Alla guida dello studio dal 2018, Francesco e Paolo Manzoni operano in ambito residenziale soprattutto in Lombardia. Eletti “Giovane Talento dell’Architettura Italiana 2021", firmano lavori misurati ed eleganti, legati alla storia dei luoghi

A Sirtori, un piccolo paese in alta Brianza, in provincia di Lecco, i fratelli Francesco e Paolo Manzoni fondano nel 2018 a25architetti. Decidono di farlo nel territorio dove sono cresciuti, all’interno di un edificio che progettano per accogliere il loro studio e la loro abitazione, con l’obiettivo di creare un rapporto solido e intenso tra vita privata e professionale. Si formano entrambi al Politecnico di Milano: Paolo, classe 1982, in urbanistica e Francesco, del 1987, in architettura. Entrambi dopo la laurea lavorano in diversi studi: decidono di farlo in Lombardia, e non all’estero, per poter conoscere ancora meglio la loro terra e apprendere il mestiere in realtà più piccole, dover poter fare esperienza di tutte le fasi del lavoro, da quelle progettuali al cantiere.
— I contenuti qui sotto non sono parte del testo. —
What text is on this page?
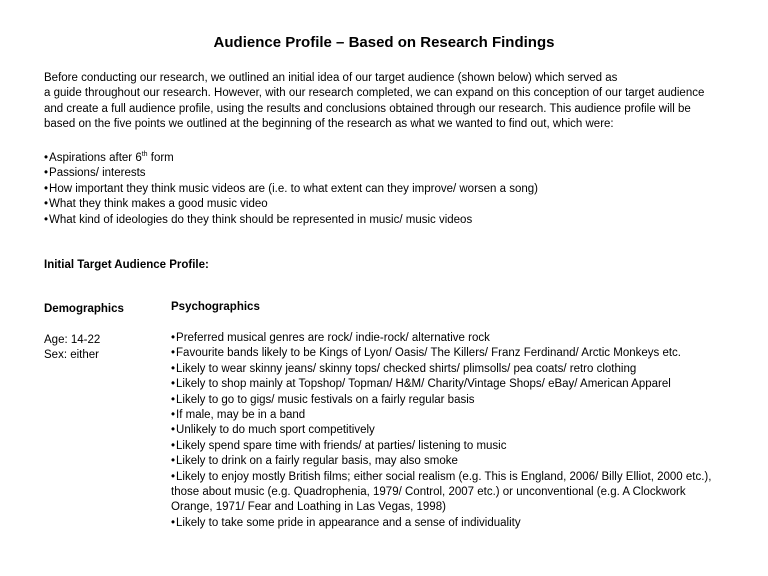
Audience Profile – Based on Research Findings

Before conducting our research, we outlined an initial idea of our target audience (shown below) which served as

a guide throughout our research. However, with our research completed, we can expand on this conception of our target audience

and create a full audience profile, using the results and conclusions obtained through our research. This audience profile will be

based on the five points we outlined at the beginning of the research as what we wanted to find out, which were:

•Aspirations after 6th form
•Passions/ interests
•How important they think music videos are (i.e. to what extent can they improve/ worsen a song)
•What they think makes a good music video
•What kind of ideologies do they think should be represented in music/ music videos
Initial Target Audience Profile:
Demographics
Age: 14-22
Sex: either
Psychographics
•Preferred musical genres are rock/ indie-rock/ alternative rock
•Favourite bands likely to be Kings of Lyon/ Oasis/ The Killers/ Franz Ferdinand/ Arctic Monkeys etc.
•Likely to wear skinny jeans/ skinny tops/ checked shirts/ plimsolls/ pea coats/ retro clothing
•Likely to shop mainly at Topshop/ Topman/ H&M/ Charity/Vintage Shops/ eBay/ American Apparel
•Likely to go to gigs/ music festivals on a fairly regular basis
•If male, may be in a band
•Unlikely to do much sport competitively
•Likely spend spare time with friends/ at parties/ listening to music
•Likely to drink on a fairly regular basis, may also smoke
•Likely to enjoy mostly British films; either social realism (e.g. This is England, 2006/ Billy Elliot, 2000 etc.),
those about music (e.g. Quadrophenia, 1979/ Control, 2007 etc.) or unconventional (e.g. A Clockwork
Orange, 1971/ Fear and Loathing in Las Vegas, 1998)
•Likely to take some pride in appearance and a sense of individuality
In pochi anni di attività hanno già all’attivo progetti di valore e per questo hanno vinto molti riconoscimenti: il più prestigioso arriva due anni fa, quando il Consiglio Nazionale degli Architetti gli conferisce il premio “Giovane Talento dell’Architettura Italiana 2021″. 

Un ritratto di Francesco e Paolo Manzoni - a25architetti. Foto Marcello Mariana
Un ritratto di Francesco e Paolo Manzoni – a25architetti. Foto Marcello Mariana

Intervista a Francesco e Paolo Manzoni di a25architetti 

Non è inusuale che due persone unite da gradi di parentela o legami affettivi aprano insieme uno studio; è più particolare che due fratelli facciano questo percorso senza essere figli d’arte. Da dove nasce la vostra passione comune? 
Non sappiamo di preciso cosa ci abbiamo portato entrambi qui. Però siamo sempre stati abituati, sin da piccoli, a guardare con curiosità alle cose: da ognuna si può imparare. Proprio perché siamo cresciuti in una realtà di provincia, durante l’infanzia sperimentavamo molto usando le mani, e il gioco iniziava anche provando a costruire fisicamente, come piccole riparazioni o realizzazioni di oggetti. Questo ci ha permesso di cogliere presto il lato pratico, applicativo e non solo quello teorico che ci veniva insegnato a scuola.  

Come avete scelto il nome a25architetti? Cosa significa? 
La risposta è molto semplice: abbiamo aperto lo studio in un edificio (che è anche casa nostra) che si trova in via Arnigò (da qui la “a” iniziale) al civico 25. 

Una denominazione che anticipa la scelta di lavorare in provincia, nel vostro territorio di origine. 
È vero, abbiamo un profondo legame con il territorio; abbiamo deciso di iniziare da qui. Dopo l’università abbiamo fatto individualmente diverse esperienze formative, abbiamo poi seguito qualche primo incarico insieme capendo che quello che proponevamo, e le idee che nascevano, erano un mix interessante che poteva funzionare bene. Ci teniamo molto a lavorare dove siamo nati e cresciuti: nella nostra professione ci sono una serie di pensieri e abitudini che sono legate ai luoghi, dagli aspetti culturali ai modi di costruire. Inoltre l’essere in provincia comporta un metodo di lavoro che ti coinvolge a 360°, dal fare la pratica edilizia al seguire il cantiere; se si lavora in contesti urbani o comunque a scale maggiori, il lavoro viene frazionato tra più persone. A noi piace avere il controllo e il coordinamento totale dell’opera e ci teniamo molto anche al rapporto diretto con la committenza. 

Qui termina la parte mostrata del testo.